Tel Aviv Beyrouth – Frontières

L’affiche de Tel Aviv Beyrouth nous fait irrésistiblement penser à un celle d’un film culte… Pourtant, le nouveau long métrage de la réalisatrice israélienne Michale Boganim n’a pas grand chose à voir avec le road movie Thelma et Louise. 

Tel Aviv Beyrouth est en effet le film de l’empêchement, de l’enlisement. L’empêchement de franchir les frontières, toutes les frontières. La frontière géographique d’abord, entre le Liban et Israël qui, au fil des ans, se révèle de plus en plus imperméable. La frontière psychique ensuite, qui anéantit deux générations d’Israéliens et de chrétiens libanais, les empêchant de s’extraire du conflit.

La guerre israélo-libanaise est vue à travers le regard de deux femmes, Tanya (Zalfa Seurat), la Libanaise, fille de Fouad, un milicien qui collabore avec les Israéliens et Myriam (Sarah Adler), l’Israélienne, épouse de Yossi, soldat de Tsahal. Les deux familles vivent sur cette terre partagée et ensanglantée, noyée de soleil et de poussière, sublimée par la caméra de Michale Boganim qui s’attache à la lumière des paysages pour mieux l’obscurcir de l’ombre d’un hélicoptère de combat qui passe dans le ciel bleu.

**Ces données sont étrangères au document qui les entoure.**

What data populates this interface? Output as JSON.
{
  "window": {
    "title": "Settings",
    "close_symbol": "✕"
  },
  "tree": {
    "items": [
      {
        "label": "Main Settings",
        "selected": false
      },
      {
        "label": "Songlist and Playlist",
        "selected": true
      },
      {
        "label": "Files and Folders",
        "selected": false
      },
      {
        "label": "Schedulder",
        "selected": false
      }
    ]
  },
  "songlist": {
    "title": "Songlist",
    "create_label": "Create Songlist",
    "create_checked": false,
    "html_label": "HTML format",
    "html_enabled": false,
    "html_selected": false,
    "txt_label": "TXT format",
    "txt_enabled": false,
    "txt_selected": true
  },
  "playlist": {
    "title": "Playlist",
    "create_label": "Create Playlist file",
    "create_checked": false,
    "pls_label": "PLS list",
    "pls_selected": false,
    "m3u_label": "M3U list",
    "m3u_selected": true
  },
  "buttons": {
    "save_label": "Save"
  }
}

Le conflit apparaît comme un douloureux bruit de fond qui ronge inlassablement les existences, gâche les Brit Milahs, désunit ceux qui s’aiment et rattrape tous les espoirs de fuite vers un ailleurs invisible. Parfois la guerre, absurde, fait des irruptions aiguës dans les vies de Tanya et Myriam. Quand une roquette tue une mère envoûtante et visionnaire (Sofia Essaïdi), quand l’exil entre les tirs croisés des Israéliens et du Hezbollah cisaillent les destins, quand le cercueil d’un fils otage est déposé sans un mot à la frontière. 

Structuré en trois temps, 1984 (début de l’occupation israélienne du Liban), 2000 et 2006 (années du retrait des forces israéliennes du Sud Liban), le film ne s’intéresse pas à la guerre comme événement politique pris dans le cours de l’Histoire mais s’arrête à hauteur humaine pour tisser, sans aucun pathos, un récit de deuils intimes et de tragédies individuelles. Là encore, les frontières sont mouvantes, même si, morts ou vifs, les hommes sont toujours ramenés là d’où ils viennent. Yossi (Shlomi Elkabetz), fasciné par le Liban et oublieux des siens, demeure un soldat israélien, à la fois un homme de devoir et un traître, un mari absent et un père écrasant. Quant à Fouad (Younes Bouab), il est replié sur ses souvenirs alors que sa mémoire le fuit, il fait le lien entre ses filles restées chacune d’un côté de la frontière, symbolisant le déchirement de celui qui a choisi le mauvais camp. 

Tel Aviv Beyrouth ne montre jamais ni Tel Aviv ni Beyrouth, mais il nous laisse entrevoir une ligne de chemin de fer fantôme. Celle qui, au temps du Mandat britannique, reliait les deux villes, ignorant la frontière.